When you look at me that way I want to crawl mercifully back into a depraved fetal position. Upon exhibiting Catholic schoolgirl uniforms in early Autumn. September breezes flicker right up the long-tightening sleeves of my pressed-elastic-gripped-fluorescent-windbreaker. Afternoon trees sway and diminish in various seasonal folly. Birch and oak, poplars all soaked with morning dew manifestations. Darkened brown eyebrows and: I'd like to invite you over for supper dear. Your feminine frame so subtle and supple. We'll make eyes at each other over doily-like table linings. Fruits and vegetables of primitive pilgrimage assorted in leaf-like baskets of brisk awakenings.
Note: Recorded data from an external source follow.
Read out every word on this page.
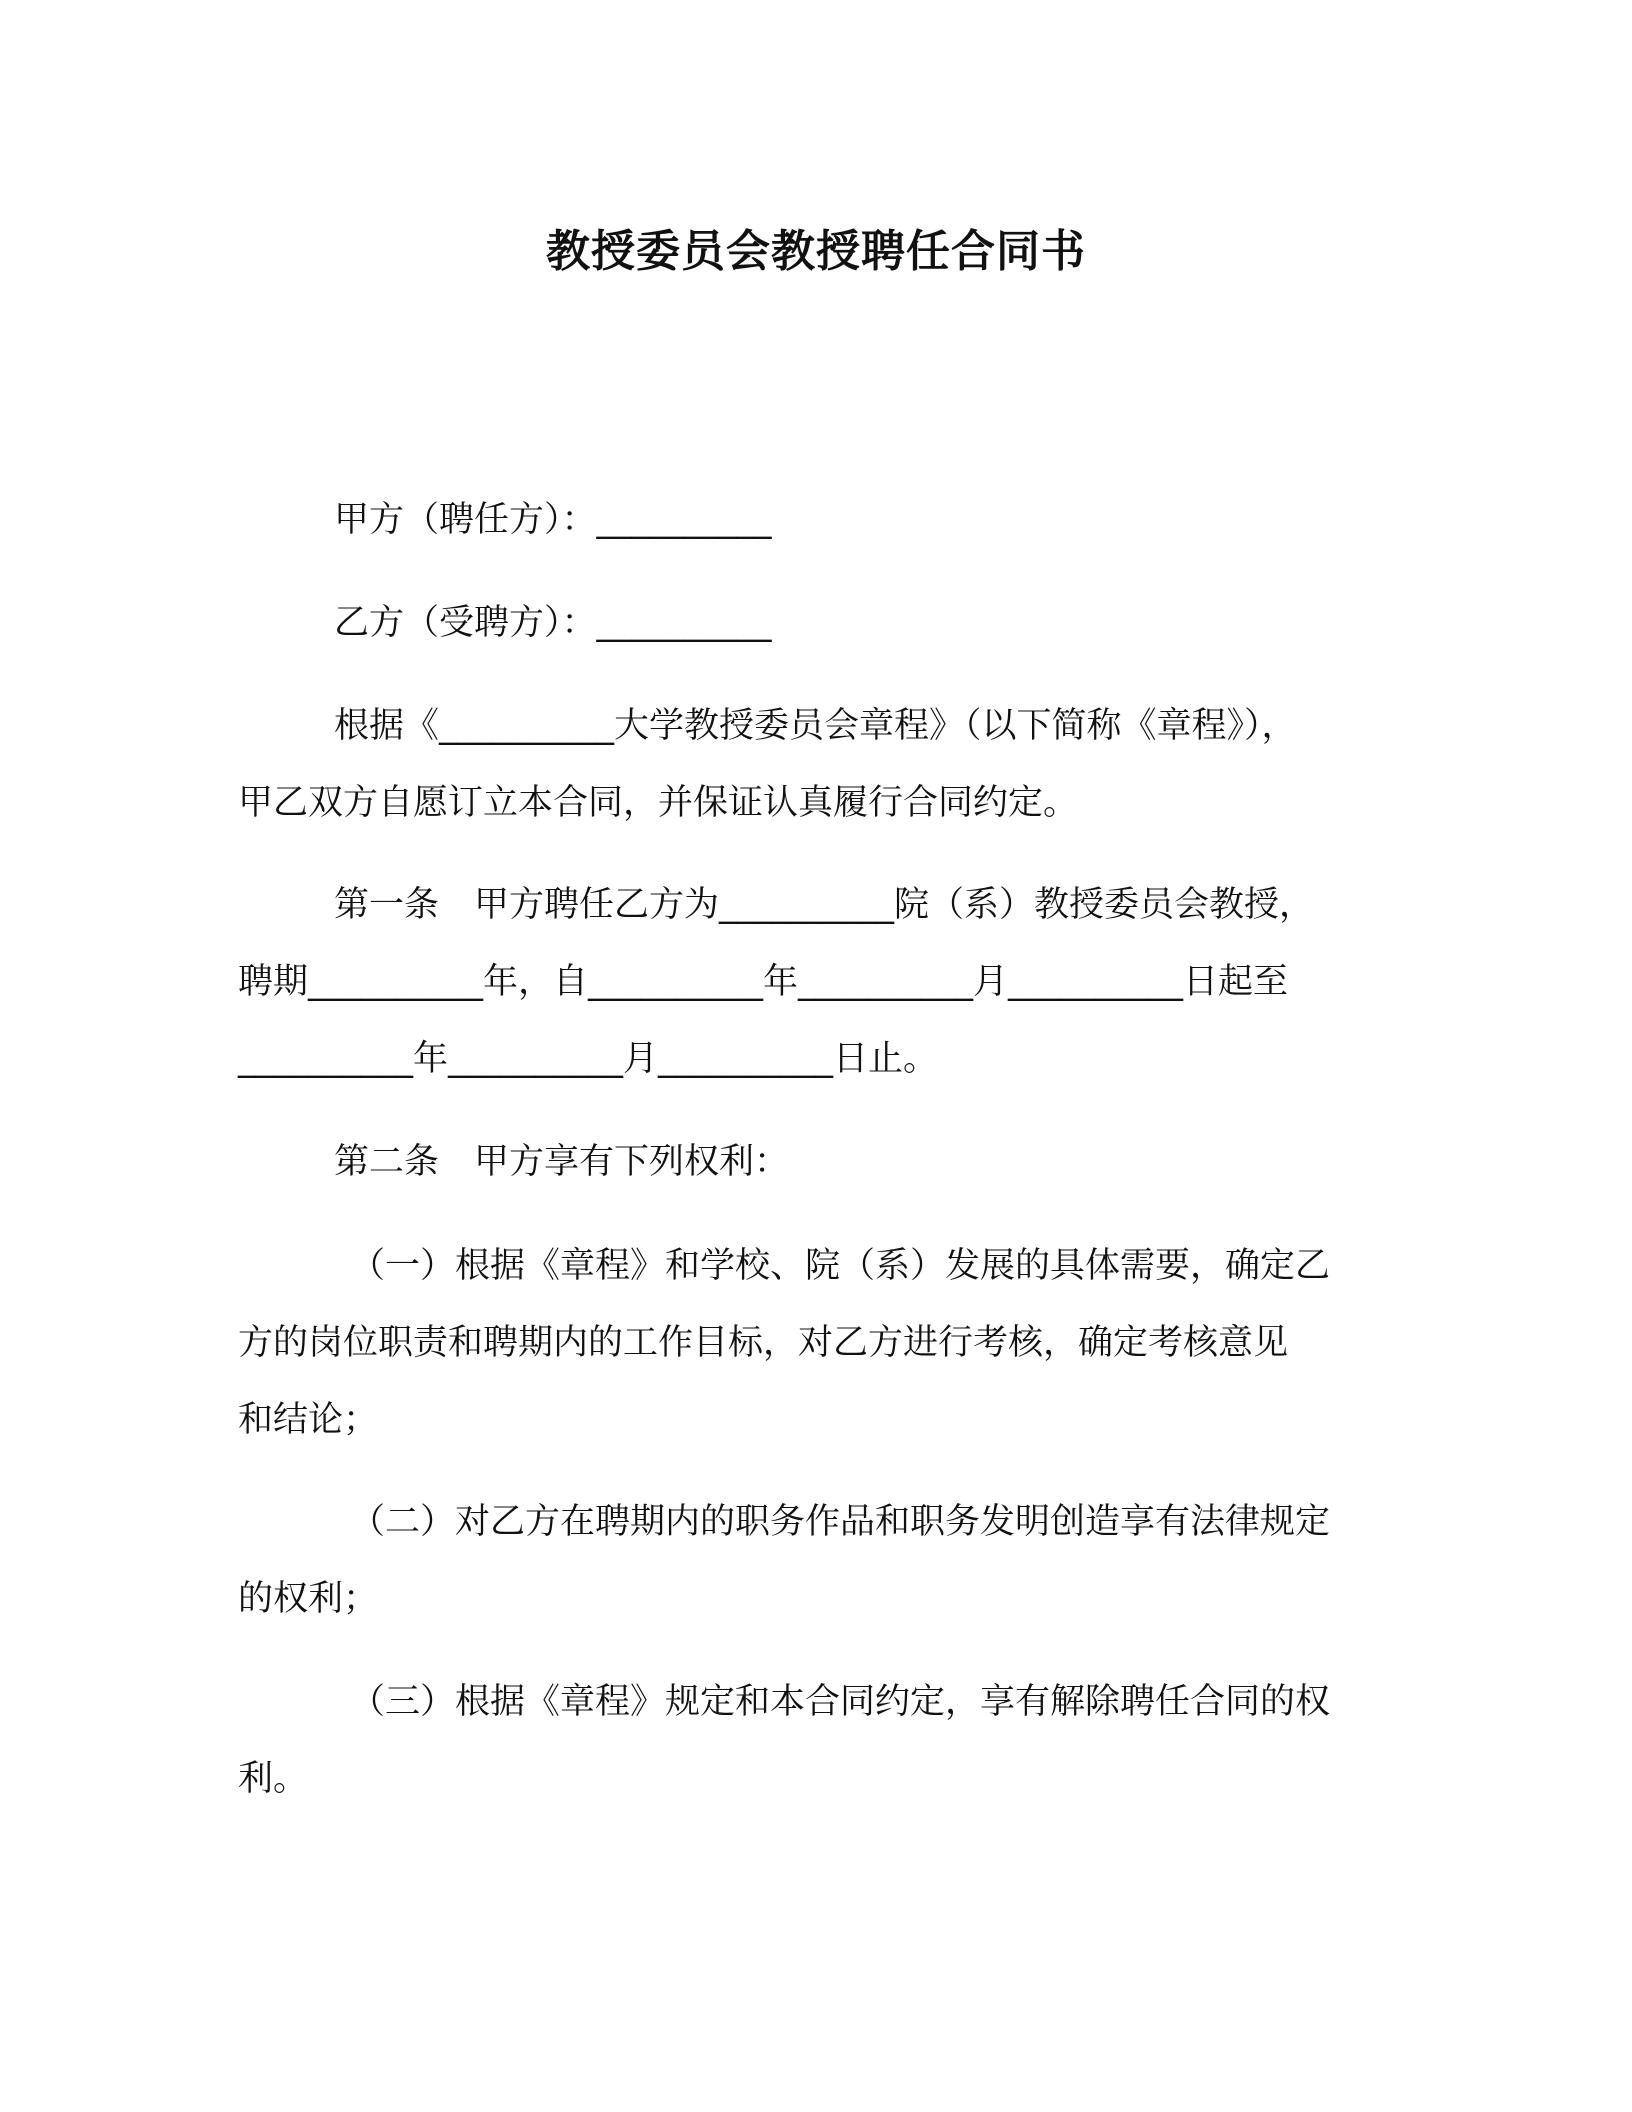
教授委员会教授聘任合同书
甲方（聘任方）：__________
乙方（受聘方）：__________
根据《__________大学教授委员会章程》（以下简称《章程》），
甲乙双方自愿订立本合同，并保证认真履行合同约定。
第一条　甲方聘任乙方为__________院（系）教授委员会教授，
聘期__________年，自__________年__________月__________日起至
__________年__________月__________日止。
第二条　甲方享有下列权利：
（一）根据《章程》和学校、院（系）发展的具体需要，确定乙
方的岗位职责和聘期内的工作目标，对乙方进行考核，确定考核意见
和结论；
（二）对乙方在聘期内的职务作品和职务发明创造享有法律规定
的权利；
（三）根据《章程》规定和本合同约定，享有解除聘任合同的权
利。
You remind me of mother my dear, when she was your age. The way your adolescent legs unravel beyond juvenile premonition. How your stockings are worn meticulously with narrow garters. I would like to see you smile for the camera in decadent decades of illustrious narration. Black-and-white over-toned photos of you tanning on Eastern coastal shorelines under majestic suns of trivial despair. Then later we'll pass through sordid establishments, catching up on some sea-salt rimmed margaritas. Chasers of O.J. and cran, topped off with drunken intervals of Cuervo Gold, we'll invite the fine Colombian over after-hours, staying awake through moonlit masquerades of frivolous restless timing
I like the way you walk. You got that groovy uptown hipster 1978' and I'm 30 thing going on. I like how you are extremely photogenic, like mother was. You even wear your hair like her. Neatly tied into a bun at the back. Crimson evenings envelope residential beach houses. We'll switch to White Russians early, mixing in some Tchaikovsky to set the background mood. Cousin Larry and the Moose-boys will be there dressed in black as always, we'll celebrate nocturnal transformations of pretentious insignificant realizations. When brutal sunlit morning presents itself barbarically we'll curse the myriad money we spent at the midnight casino. "You said you can count cards you shithead!", she'll wail violently through her towering smoker lungs. Which reminds me: you smoke the same brand of cigarettes that mother used to chain-smoke. Then in sweltering anger you'll whirl your left-high-heel at my dull thwarted cranium. I will have to explain to the badminton boys at the golf course where the protruding rupturing shiner came from.
You know I'll never leave you. You suffice an old abandoned childhood void left unfulfilled. Mother made me feel the same way before the operation.